Berlin - Der Verkauf des Wohnhauses Anzengruberstraße 24 in Neukölln durch das Evangelische Johannesstift hat eine Diskussion über das Verhalten gemeinwohlorientierter Eigentümer ausgelöst. „Aus Sicht des Johannesstifts kann ich nachvollziehen, dass das Wohnhaus in den Anzengruberstraße in Neukölln aufgegeben werden soll“, sagt Reiner Wild, der Geschäftsführer des Berliner Mietervereins (BMV). „Eine kirchliche Einrichtung hätte das Wohnhaus aber in Hände eines gemeinwohlorientierten Eigentümers geben müssen und sich beim Kaufpreis nicht an den Gewinnerwartungen auf dem Immobilienmarkt orientieren dürfen.“ 

Wie berichtet, hat das Johannesstift das Mietshaus mit 36 Wohnungen kurz vor dem Jahreswechsel verkauft. Zwar soll eine Sozialcharta die Mieter unter anderem vor Eigenbedarfskündigungen und vor Mieterhöhungen über die ortsübliche Miete hinaus für 15 Jahre schützen. Doch ist ein Verzicht auf die Umwandlung von Miet- in Eigentumswohnungen nicht vorgesehen.

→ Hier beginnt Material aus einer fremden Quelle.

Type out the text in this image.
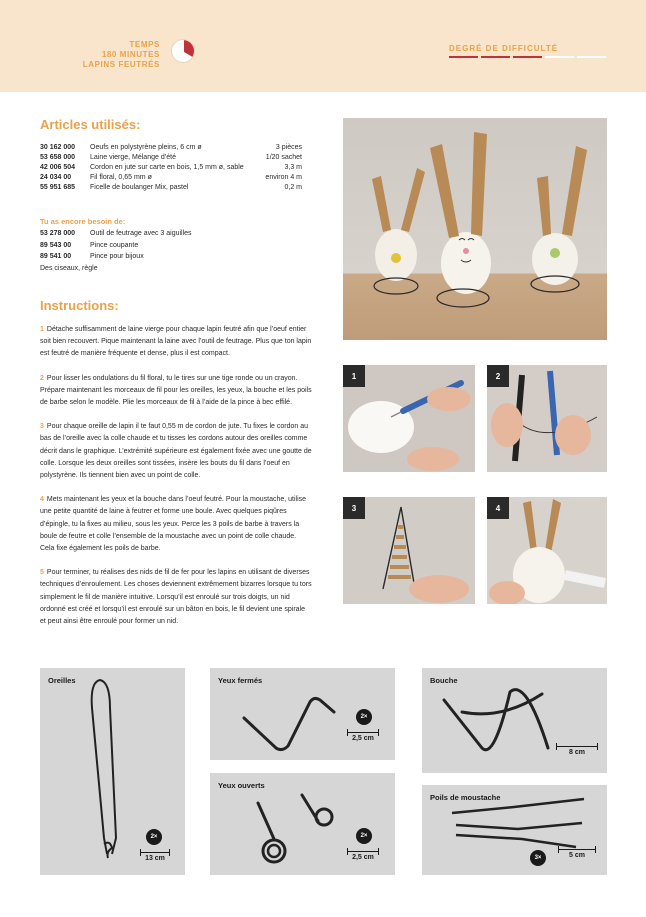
TEMPS
180 MINUTES
LAPINS FEUTRÉS
DEGRÉ DE DIFFICULTÉ
Articles utilisés:
30 162 000	Oeufs en polystyrène pleins, 6 cm ø	3 pièces
53 658 000	Laine vierge, Mélange d’été	1/20 sachet
42 006 504	Cordon en jute sur carte en bois, 1,5 mm ø, sable	3,3 m
24 034 00	Fil floral, 0,65 mm ø	environ 4 m
55 951 685	Ficelle de boulanger Mix, pastel	0,2 m
Tu as encore besoin de:
53 278 000	Outil de feutrage avec 3 aiguilles
89 543 00	Pince coupante
89 541 00	Pince pour bijoux
Des ciseaux, règle
Instructions:
1 Détache suffisamment de laine vierge pour chaque lapin feutré afin que l’oeuf entier soit bien recouvert. Pique maintenant la laine avec l’outil de feutrage. Plus que ton lapin est feutré de manière fréquente et dense, plus il est compact.
2 Pour lisser les ondulations du fil floral, tu le tires sur une tige ronde ou un crayon. Prépare maintenant les morceaux de fil pour les oreilles, les yeux, la bouche et les poils de barbe selon le modèle. Plie les morceaux de fil à l’aide de la pince à bec effilé.
3 Pour chaque oreille de lapin il te faut 0,55 m de cordon de jute. Tu fixes le cordon au bas de l’oreille avec la colle chaude et tu tisses les cordons autour des oreilles comme décrit dans le graphique. L’extrémité supérieure est également fixée avec une goutte de colle. Lorsque les deux oreilles sont tissées, insère les bouts du fil dans l’oeuf en polystyrène. Ils tiennent bien avec un point de colle.
4 Mets maintenant les yeux et la bouche dans l’oeuf feutré. Pour la moustache, utilise une petite quantité de laine à feutrer et forme une boule. Avec quelques piqûres d’épingle, tu la fixes au milieu, sous les yeux. Perce les 3 poils de barbe à travers la boule de feutre et colle l’ensemble de la moustache avec un point de colle chaude. Cela fixe également les poils de barbe.
5 Pour terminer, tu réalises des nids de fil de fer pour les lapins en utilisant de diverses techniques d’enroulement. Les choses deviennent extrêmement bizarres lorsque tu tors simplement le fil de manière intuitive. Lorsqu’il est enroulé sur trois doigts, un nid ordonné est créé et lorsqu’il est enroulé sur un bâton en bois, le fil devient une spirale et peut ainsi être enroulé pour former un nid.
1	2
3	4
Oreilles
2×
13 cm
Yeux fermés
2×
2,5 cm
Yeux ouverts
2×
2,5 cm
Bouche
8 cm
Poils de moustache
3×	5 cm
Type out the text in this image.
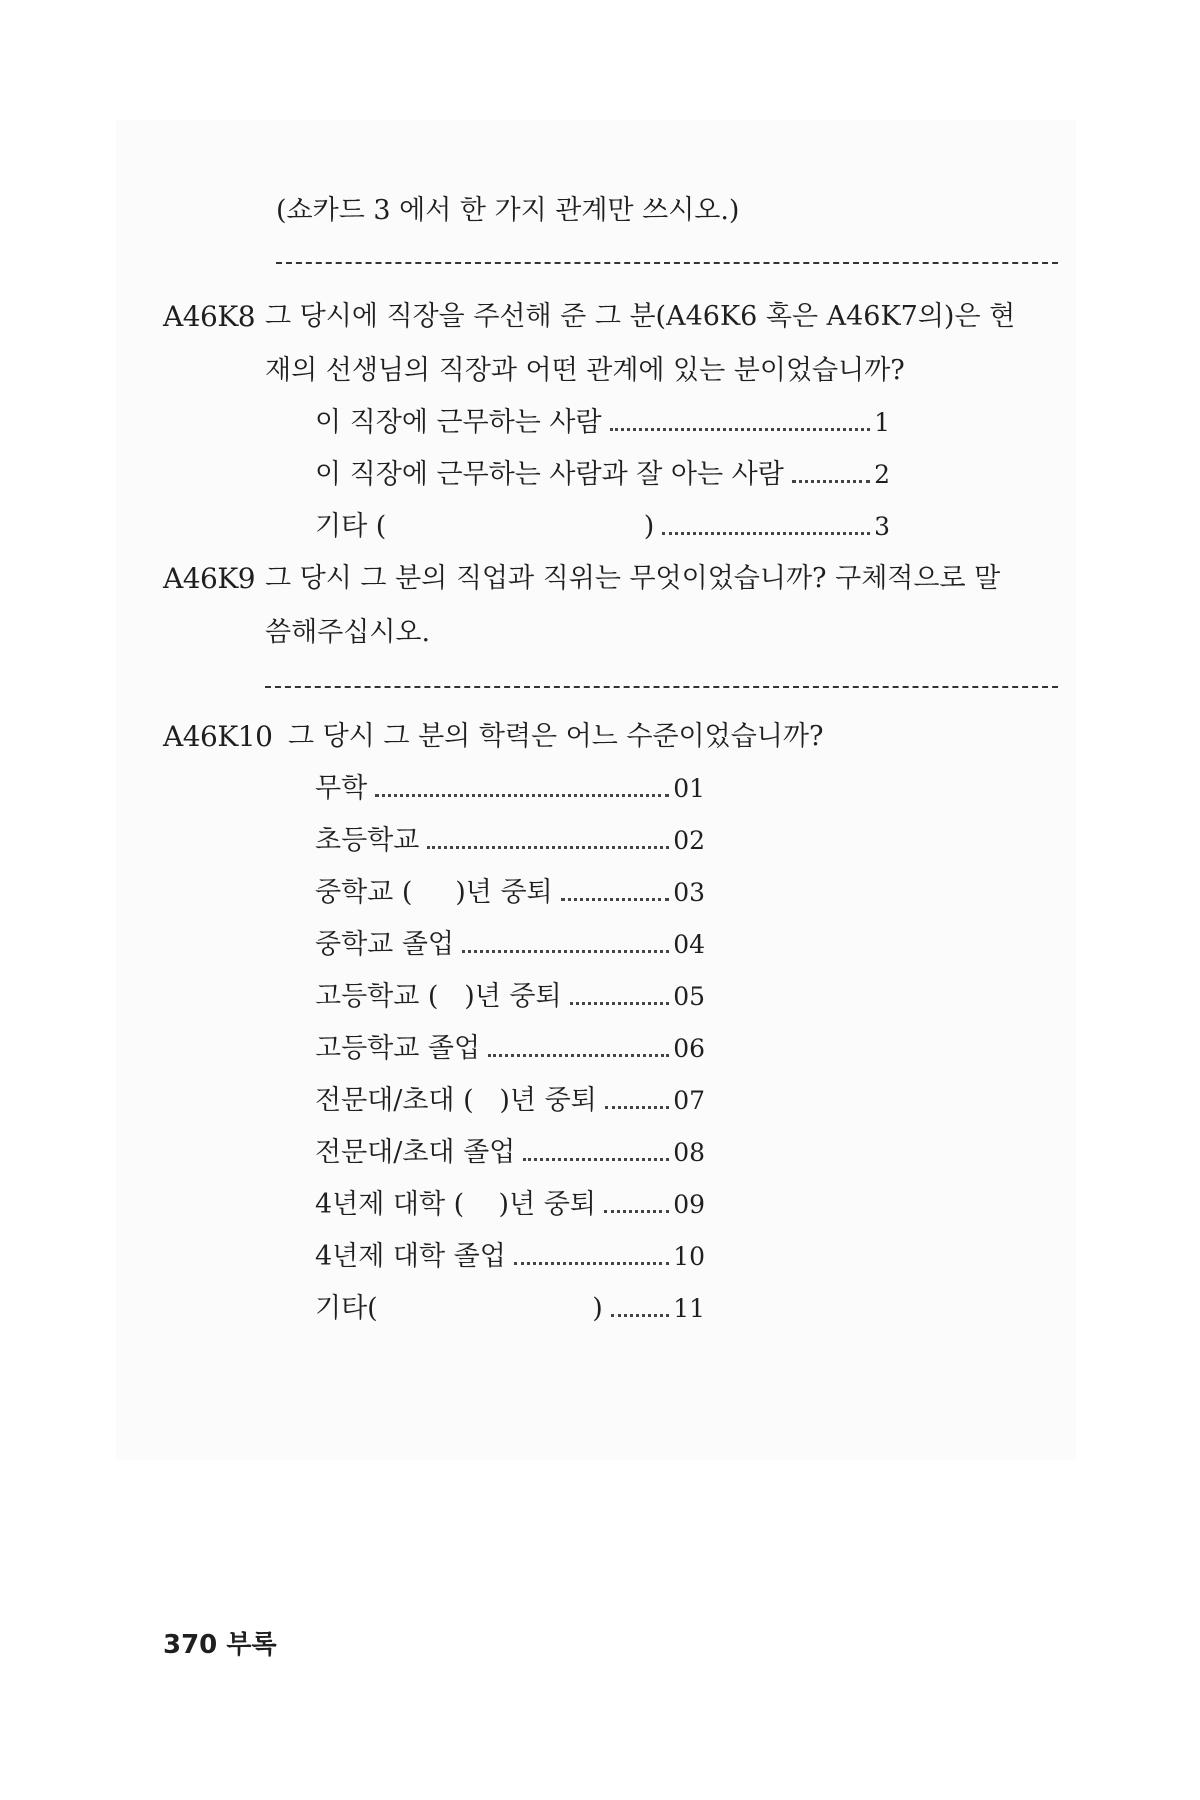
(쇼카드 3 에서 한 가지 관계만 쓰시오.)
A46K8 그 당시에 직장을 주선해 준 그 분(A46K6 혹은 A46K7의)은 현
재의 선생님의 직장과 어떤 관계에 있는 분이었습니까?
이 직장에 근무하는 사람	1
이 직장에 근무하는 사람과 잘 아는 사람	2
기타 (                              )	3
A46K9 그 당시 그 분의 직업과 직위는 무엇이었습니까? 구체적으로 말
씀해주십시오.
A46K10 그 당시 그 분의 학력은 어느 수준이었습니까?
무학	01
초등학교	02
중학교 (     )년 중퇴	03
중학교 졸업	04
고등학교 (   )년 중퇴	05
고등학교 졸업	06
전문대/초대 (   )년 중퇴	07
전문대/초대 졸업	08
4년제 대학 (    )년 중퇴	09
4년제 대학 졸업	10
기타(                         )	11
370 부록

„Die vereinbarte Sozialcharta ist nicht ausreichend, um den Schutz der Mieter wirksam zu garantieren“, sagt BMV-Geschäftsführer Wild. „Sie bleibt deutlich hinter den Zugeständnissen zurück, mit denen andere private Erwerber die Ausübung des gesetzlichen Vorkaufsrechts durch die Bezirke abgewendet haben.“ Dazu gehöre der Verzicht auf die Umwandlung von Miet- in Eigentumswohnungen für 20 Jahre. Deswegen sollte der Bezirk das gesetzliche Vorkaufsrecht ausüben, falls sich der Erwerber nicht doch noch zu einem umfassenden Mieterschutz entscheidet.  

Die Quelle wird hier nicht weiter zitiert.